As with other software, many of the aspects of AI systems can be framed in terms of black boxes and thus face many of the same challenges as other software patent applications – plus more. There is a particular concern over describing AI functionality in this manner. In both AI and non-AI systems, the input and output to the black box are known a priori. In non-AI, the contents of the black box are typically a fixed set of logic and rules. In AI, however, what is in the black box is a model, and the innards of the model (e.g., the weights, parameters, layers, and connections) may not be known or inherently random. For instance, since the weights and connections of a model are dependent on the contents of the training model and the optimization technique used, these aspects of the model may not be known until the model is trained and used.
The USPTO RFCs & Submissions
The USPTO requested stakeholder comments on various aspects of AI-related patents, including what constitutes adequate detail for the written description and enablement requirements, such as:
Are there any disclosure-related considerations unique to AI inventions? …
How can patent applications for AI inventions best comply with the enablement requirement, particularly given the degree of unpredictability of certain AI systems?
The submissions to the USPTO generally seem of the view that the existing standards for written description and enablement are adequate and need not be adjusted for AI inventions.
For example, one commenter noted that a simple diagram showing a representation of a structure may be sufficient for inventions that require the network structure. Some submissions commented that disclosing the exact number of layers or neurons in a neural network in an AI invention may sometimes not be necessary to satisfy written description requirement.

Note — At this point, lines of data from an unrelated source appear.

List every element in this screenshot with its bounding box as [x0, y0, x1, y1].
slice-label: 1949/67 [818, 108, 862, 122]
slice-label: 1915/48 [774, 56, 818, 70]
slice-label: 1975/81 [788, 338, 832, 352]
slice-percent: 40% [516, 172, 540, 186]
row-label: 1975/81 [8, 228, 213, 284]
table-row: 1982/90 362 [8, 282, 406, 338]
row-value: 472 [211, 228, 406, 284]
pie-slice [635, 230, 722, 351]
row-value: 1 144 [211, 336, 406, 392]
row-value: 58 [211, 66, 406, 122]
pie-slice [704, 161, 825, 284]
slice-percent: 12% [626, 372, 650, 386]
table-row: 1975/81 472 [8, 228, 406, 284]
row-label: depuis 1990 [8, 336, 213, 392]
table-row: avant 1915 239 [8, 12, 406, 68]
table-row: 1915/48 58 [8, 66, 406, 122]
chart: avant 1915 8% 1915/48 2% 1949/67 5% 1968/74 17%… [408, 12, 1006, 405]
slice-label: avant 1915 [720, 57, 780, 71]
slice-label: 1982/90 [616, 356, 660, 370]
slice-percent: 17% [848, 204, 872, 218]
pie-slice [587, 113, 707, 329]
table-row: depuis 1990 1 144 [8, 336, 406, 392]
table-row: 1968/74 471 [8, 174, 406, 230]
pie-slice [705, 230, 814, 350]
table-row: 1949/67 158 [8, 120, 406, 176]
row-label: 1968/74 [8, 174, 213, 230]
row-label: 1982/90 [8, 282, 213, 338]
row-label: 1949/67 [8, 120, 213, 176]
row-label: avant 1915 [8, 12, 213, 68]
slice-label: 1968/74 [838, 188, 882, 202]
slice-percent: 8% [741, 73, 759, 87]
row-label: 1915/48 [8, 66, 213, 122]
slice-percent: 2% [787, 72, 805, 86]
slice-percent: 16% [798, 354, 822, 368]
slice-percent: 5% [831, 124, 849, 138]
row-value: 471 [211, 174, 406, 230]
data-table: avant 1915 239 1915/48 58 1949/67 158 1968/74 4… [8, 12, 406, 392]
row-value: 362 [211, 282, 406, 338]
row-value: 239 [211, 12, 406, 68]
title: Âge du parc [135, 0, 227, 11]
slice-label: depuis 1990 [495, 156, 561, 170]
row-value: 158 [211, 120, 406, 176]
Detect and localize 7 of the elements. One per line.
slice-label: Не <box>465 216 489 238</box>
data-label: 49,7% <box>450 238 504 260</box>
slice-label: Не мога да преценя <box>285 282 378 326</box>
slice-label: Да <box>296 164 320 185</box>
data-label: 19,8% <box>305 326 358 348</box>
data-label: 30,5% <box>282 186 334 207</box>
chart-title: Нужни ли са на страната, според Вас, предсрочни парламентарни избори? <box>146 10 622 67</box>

Others noted that the unpredictability or unknowability of certain AI inventions do not render enablement difficult and thus does not preclude patentability, observing that there are other technological fields that have innate unpredictability but have no such concerns.
Drafting Considerations
Practitioners should continue to draft patent applications for AI inventions as they have with other computer-implemented inventions. As with any invention, patent practitioners should also have a firm comprehension of the technical concepts underlying the AI-related invention as well as the invention itself. Adequate details should be provided in all relevant aspects of the invention, including the training dataset, the architecture of the model itself, the precise methodology of training the model (including the specific inputs and outputs), the pre-processing steps for new data, or the application of the model.
While AI inventions can be described in terms of a black box system, the degree to which the contents of the black box should be described would be relative to what is being claimed. If the claim is to the specific model architecture, then the black box should be cracked open and the individual components and the interconnections between them (e.g., weights, layers, and connections) be described in detail. On the other hand, if the claims are to the application of the model, then the black box could remain relatively opaque. Although what models can be used to implement the system should be adequately described, the focus of the disclosure in such scenarios should be on the training data, data intake, and output of the model.
Overall, AI inventions do not necessitate any changes to the disclosure requirements. The amount of detail and attention to specific aspects in the AI invention depend on the what the primary focus of the claimed invention is. There should be adequate description, with the use of model architecture and detailed flow charts in describing the individual structure and steps to achieving the solution.